Número total de visualizações de páginas

sábado, 3 de novembro de 2012

Em tempos viciou-se num estudo desregrado,
uma sede de conhecimento de tudo,
e tudo o resto era tempo desocupado:
o sono,
o alimento,
o convívio,
do corpo o movimento.
Esticou ao limite a sua sede,
o seu estudo,
o seu vício –
um matrimónio intensivo de duas décadas
( a caminho de três),
e quase, no seu voo p’ra lá do sol,
p’ra lá da lua,
por lá ficou.
Ausentou-se do aqui,
do agora,
de si,
e a sedenta já não era ela,
era a outra,
a acelerada –
e a de lá queria voltar.
De lá, via um corpo vazio,
uma máquina desconectada a comandar,
uma fenda desalojada de luz,
uma existência fragmentada:
o intelecto liberto da matéria –
e a matéria com vida própria,
o sistema parassimpático a controlar.
À velocidade da luz, o pensamento foi
naquela viagem,
de mão dada com o vento,
a sorrir.
Enquanto lá no alto flutuava,
perdeu-se da dor, da tonicidade, do frio e do calor,
dos aromas, e do sabor, do falar e do ouvir;
perdeu-se da sensação, do arrepio e do amor.

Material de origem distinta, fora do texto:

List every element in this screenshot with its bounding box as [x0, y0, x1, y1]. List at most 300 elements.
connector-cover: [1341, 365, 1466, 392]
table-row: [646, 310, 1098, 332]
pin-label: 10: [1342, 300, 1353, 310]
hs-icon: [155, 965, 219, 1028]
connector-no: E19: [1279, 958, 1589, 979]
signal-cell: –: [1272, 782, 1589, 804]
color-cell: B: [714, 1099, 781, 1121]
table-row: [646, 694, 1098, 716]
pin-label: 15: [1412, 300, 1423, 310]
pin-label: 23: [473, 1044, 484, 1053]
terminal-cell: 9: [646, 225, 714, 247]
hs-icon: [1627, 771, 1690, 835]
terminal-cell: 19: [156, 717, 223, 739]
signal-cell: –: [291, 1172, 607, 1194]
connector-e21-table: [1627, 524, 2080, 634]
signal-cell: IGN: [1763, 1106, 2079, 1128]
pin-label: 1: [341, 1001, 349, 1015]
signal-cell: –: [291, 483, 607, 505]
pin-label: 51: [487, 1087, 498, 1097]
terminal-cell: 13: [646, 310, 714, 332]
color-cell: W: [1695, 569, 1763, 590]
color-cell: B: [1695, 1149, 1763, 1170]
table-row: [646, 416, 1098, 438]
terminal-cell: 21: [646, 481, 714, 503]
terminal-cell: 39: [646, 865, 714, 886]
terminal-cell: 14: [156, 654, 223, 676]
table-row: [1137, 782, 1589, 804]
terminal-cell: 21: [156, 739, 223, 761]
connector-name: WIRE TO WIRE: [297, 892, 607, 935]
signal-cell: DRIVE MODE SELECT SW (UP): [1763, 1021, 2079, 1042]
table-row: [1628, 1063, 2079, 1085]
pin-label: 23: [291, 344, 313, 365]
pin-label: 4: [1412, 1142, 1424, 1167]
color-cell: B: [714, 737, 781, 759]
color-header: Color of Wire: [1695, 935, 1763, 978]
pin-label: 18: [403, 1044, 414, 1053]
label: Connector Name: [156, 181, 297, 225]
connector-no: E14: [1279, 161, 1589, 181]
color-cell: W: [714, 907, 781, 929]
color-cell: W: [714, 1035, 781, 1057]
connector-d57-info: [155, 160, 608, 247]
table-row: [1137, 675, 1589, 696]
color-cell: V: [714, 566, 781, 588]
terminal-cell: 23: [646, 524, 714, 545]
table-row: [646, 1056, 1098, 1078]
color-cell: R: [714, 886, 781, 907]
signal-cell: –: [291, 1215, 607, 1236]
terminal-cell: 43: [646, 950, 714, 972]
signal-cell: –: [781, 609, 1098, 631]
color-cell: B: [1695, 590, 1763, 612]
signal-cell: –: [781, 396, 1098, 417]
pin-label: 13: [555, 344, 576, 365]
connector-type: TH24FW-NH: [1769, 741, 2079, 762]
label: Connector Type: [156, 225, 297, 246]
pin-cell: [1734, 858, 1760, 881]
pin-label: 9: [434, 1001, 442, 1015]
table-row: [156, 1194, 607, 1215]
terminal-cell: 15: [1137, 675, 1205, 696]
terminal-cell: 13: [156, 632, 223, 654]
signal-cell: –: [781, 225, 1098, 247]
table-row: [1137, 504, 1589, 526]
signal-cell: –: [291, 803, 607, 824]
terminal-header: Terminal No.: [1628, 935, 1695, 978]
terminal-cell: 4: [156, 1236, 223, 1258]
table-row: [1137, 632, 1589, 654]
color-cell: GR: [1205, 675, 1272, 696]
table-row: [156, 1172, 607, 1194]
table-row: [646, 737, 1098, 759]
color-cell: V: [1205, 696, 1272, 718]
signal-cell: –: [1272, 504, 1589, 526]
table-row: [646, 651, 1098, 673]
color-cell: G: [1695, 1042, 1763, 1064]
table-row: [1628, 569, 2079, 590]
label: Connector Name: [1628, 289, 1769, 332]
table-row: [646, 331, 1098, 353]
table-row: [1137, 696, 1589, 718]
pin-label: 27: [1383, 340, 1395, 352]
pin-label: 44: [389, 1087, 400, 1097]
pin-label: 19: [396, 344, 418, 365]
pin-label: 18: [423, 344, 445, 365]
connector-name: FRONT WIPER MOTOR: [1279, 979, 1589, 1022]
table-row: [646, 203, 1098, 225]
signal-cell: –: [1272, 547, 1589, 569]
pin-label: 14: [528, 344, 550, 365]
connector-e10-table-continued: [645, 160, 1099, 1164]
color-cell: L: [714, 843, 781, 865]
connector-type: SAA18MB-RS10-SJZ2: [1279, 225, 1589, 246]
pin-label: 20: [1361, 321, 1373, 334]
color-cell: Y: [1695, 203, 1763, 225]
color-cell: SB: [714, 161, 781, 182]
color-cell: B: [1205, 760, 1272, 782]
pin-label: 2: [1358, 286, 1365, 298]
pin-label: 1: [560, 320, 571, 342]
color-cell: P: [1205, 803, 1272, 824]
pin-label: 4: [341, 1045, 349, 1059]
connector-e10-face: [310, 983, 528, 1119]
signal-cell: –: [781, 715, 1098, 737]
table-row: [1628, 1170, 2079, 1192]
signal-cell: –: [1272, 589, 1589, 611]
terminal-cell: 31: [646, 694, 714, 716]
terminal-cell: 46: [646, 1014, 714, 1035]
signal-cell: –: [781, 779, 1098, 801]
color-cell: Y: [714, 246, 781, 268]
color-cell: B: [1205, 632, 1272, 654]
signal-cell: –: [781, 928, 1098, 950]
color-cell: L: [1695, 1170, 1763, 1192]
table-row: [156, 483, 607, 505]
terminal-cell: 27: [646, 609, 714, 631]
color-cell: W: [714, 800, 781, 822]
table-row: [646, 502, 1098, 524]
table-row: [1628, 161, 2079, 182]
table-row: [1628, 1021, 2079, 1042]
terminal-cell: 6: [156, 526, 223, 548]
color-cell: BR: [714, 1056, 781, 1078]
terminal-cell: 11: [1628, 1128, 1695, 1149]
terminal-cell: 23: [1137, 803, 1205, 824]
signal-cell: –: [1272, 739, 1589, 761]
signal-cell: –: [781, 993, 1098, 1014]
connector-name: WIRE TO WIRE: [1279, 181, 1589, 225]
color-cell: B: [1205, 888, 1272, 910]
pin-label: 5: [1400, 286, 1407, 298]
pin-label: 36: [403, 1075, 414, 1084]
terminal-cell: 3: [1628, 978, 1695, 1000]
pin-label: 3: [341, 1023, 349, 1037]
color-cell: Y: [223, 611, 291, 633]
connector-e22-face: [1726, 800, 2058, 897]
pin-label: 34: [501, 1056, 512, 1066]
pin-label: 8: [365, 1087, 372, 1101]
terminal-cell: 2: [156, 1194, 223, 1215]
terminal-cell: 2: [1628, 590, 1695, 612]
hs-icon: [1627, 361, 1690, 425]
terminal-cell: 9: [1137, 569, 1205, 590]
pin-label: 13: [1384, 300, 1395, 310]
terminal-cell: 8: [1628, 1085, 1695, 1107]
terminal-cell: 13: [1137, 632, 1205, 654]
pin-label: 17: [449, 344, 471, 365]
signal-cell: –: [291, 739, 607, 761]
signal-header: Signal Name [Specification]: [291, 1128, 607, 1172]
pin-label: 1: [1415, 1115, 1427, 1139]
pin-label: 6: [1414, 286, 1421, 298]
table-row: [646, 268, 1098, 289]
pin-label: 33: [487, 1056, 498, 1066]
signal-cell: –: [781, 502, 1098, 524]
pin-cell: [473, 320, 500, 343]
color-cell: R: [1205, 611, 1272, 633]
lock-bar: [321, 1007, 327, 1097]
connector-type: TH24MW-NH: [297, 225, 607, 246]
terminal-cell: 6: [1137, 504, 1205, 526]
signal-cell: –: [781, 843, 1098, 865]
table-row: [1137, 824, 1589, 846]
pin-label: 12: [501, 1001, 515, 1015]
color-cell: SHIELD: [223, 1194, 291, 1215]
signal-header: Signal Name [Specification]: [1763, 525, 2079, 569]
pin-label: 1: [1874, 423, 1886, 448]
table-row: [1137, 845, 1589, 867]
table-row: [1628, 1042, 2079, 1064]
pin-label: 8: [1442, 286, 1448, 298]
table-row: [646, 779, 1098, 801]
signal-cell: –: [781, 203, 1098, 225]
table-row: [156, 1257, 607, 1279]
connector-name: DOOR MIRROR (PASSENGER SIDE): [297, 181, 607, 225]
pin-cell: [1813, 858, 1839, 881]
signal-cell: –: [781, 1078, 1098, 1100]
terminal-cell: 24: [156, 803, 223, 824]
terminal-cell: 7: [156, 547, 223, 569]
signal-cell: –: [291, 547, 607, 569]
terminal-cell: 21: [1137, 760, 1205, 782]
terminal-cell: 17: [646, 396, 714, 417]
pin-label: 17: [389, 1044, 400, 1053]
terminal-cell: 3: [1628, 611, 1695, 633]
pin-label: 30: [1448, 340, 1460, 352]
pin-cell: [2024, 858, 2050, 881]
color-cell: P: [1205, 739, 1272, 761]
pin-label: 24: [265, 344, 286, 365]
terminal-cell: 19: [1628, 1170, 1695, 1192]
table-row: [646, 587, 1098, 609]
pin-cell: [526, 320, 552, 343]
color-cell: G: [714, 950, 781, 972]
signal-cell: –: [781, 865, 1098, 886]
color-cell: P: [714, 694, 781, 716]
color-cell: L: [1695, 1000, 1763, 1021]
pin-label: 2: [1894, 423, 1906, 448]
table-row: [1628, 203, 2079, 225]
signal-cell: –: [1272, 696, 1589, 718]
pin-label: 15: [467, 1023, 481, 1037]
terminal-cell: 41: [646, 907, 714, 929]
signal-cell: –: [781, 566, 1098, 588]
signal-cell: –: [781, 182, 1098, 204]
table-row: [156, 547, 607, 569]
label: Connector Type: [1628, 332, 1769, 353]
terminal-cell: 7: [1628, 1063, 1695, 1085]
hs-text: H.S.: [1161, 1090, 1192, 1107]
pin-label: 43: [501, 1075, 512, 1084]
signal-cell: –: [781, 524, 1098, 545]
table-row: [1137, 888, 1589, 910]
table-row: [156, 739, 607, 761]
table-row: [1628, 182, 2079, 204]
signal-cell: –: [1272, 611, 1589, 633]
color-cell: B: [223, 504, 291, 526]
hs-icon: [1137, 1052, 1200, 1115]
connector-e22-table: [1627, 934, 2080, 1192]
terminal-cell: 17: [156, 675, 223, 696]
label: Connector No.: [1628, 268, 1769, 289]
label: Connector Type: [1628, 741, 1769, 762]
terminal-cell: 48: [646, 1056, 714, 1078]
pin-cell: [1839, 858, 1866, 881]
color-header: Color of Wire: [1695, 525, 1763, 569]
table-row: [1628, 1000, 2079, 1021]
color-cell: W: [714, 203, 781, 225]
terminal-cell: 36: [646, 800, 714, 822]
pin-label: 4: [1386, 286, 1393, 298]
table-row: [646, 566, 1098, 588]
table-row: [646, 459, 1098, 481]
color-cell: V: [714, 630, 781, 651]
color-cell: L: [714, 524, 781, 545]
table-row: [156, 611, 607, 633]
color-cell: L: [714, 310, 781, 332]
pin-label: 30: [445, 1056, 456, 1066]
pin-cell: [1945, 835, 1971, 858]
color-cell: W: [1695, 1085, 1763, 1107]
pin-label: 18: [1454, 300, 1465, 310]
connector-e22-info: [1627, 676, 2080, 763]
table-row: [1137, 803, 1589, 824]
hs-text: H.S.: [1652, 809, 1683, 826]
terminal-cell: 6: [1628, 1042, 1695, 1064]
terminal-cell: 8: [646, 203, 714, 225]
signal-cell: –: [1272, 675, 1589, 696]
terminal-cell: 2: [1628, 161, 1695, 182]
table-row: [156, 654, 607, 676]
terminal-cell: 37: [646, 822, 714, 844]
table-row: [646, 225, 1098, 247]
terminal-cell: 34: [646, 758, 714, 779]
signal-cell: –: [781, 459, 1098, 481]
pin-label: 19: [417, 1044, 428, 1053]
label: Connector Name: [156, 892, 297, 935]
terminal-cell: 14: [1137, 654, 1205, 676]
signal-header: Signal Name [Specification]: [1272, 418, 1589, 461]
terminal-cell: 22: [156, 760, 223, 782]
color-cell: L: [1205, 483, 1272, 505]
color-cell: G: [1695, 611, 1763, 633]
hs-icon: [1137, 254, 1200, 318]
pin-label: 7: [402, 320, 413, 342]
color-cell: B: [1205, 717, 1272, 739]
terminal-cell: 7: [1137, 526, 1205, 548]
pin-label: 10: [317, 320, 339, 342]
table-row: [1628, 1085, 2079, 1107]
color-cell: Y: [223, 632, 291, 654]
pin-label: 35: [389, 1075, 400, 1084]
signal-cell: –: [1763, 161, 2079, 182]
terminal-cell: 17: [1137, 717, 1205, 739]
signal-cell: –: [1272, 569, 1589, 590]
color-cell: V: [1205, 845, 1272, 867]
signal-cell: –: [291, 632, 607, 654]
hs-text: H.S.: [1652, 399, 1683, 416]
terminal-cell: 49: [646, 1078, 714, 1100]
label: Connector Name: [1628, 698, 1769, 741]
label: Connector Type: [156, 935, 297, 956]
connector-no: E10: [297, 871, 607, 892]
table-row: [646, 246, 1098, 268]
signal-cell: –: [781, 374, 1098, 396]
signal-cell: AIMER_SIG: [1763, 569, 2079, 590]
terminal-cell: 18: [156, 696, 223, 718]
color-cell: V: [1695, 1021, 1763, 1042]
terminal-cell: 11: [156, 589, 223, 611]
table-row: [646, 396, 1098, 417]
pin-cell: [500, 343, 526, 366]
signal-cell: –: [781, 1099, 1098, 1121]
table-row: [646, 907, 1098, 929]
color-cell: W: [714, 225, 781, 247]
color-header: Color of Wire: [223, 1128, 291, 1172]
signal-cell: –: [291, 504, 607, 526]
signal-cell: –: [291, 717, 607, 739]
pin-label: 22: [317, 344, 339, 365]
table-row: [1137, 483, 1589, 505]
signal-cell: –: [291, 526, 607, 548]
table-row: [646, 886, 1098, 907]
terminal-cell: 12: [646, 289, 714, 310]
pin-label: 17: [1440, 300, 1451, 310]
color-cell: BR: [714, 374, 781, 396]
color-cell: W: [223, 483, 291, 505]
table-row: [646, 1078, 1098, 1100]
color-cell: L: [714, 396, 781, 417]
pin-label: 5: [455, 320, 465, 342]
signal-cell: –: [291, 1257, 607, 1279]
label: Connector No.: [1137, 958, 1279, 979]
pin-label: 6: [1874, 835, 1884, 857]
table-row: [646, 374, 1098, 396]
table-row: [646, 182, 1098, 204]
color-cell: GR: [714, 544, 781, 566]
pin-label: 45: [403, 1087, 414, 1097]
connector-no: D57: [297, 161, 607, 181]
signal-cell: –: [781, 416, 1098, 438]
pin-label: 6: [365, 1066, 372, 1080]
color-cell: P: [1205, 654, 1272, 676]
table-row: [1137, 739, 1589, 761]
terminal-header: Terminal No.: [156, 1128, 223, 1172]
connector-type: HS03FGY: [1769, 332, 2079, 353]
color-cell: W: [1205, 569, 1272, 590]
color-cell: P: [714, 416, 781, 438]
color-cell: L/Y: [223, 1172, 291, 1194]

O nada ocupou-lhe o espaço , leveza,
e a gravidade do solo quebrou o laço:
a outra não conseguia cair.
A do corpo estendeu-lhe a mão,
o mais que pôde,
e ficou ali, quase podre, a tocar nas estrelas de um céu escuro,
com os músculos do ombro em cãibras, de tão estirados
no tempo de um crepúsculo longo,
na ausência de um sopro sem fôlego.
Aí, então, a do voo lançou os olhos na direcção do fundo,
numa fracção de segundo,
e viu a mão suada a querer desistir,
deixou cair a lágrima,
sabia que era hora de partir,
segurou na carne em espasmos, bem firme
naquela queda.
Abandonou a sede, entrou no corpo,
e aí ficou, muito sossegada.
 Jurou não voar mais,
pelo menos não tão alto,
e respeitar de novo o tempo,
ao ocupá-lo com coisas banais:
o sono, do corpo o movimento,
o convívio e o alimento.
Pediu ao vento que a visitasse,
de quando em vez, com as estações,
e lhe relembrasse o tempo do voo,
a chuva de cometas, as constelações.
E tudo o que na vida agora faz
é segredar ao vento que deixe
a saudade beijá-la,
a saudade que a soube capaz
de um voo distante,
da sede de mais conhecimento adiante.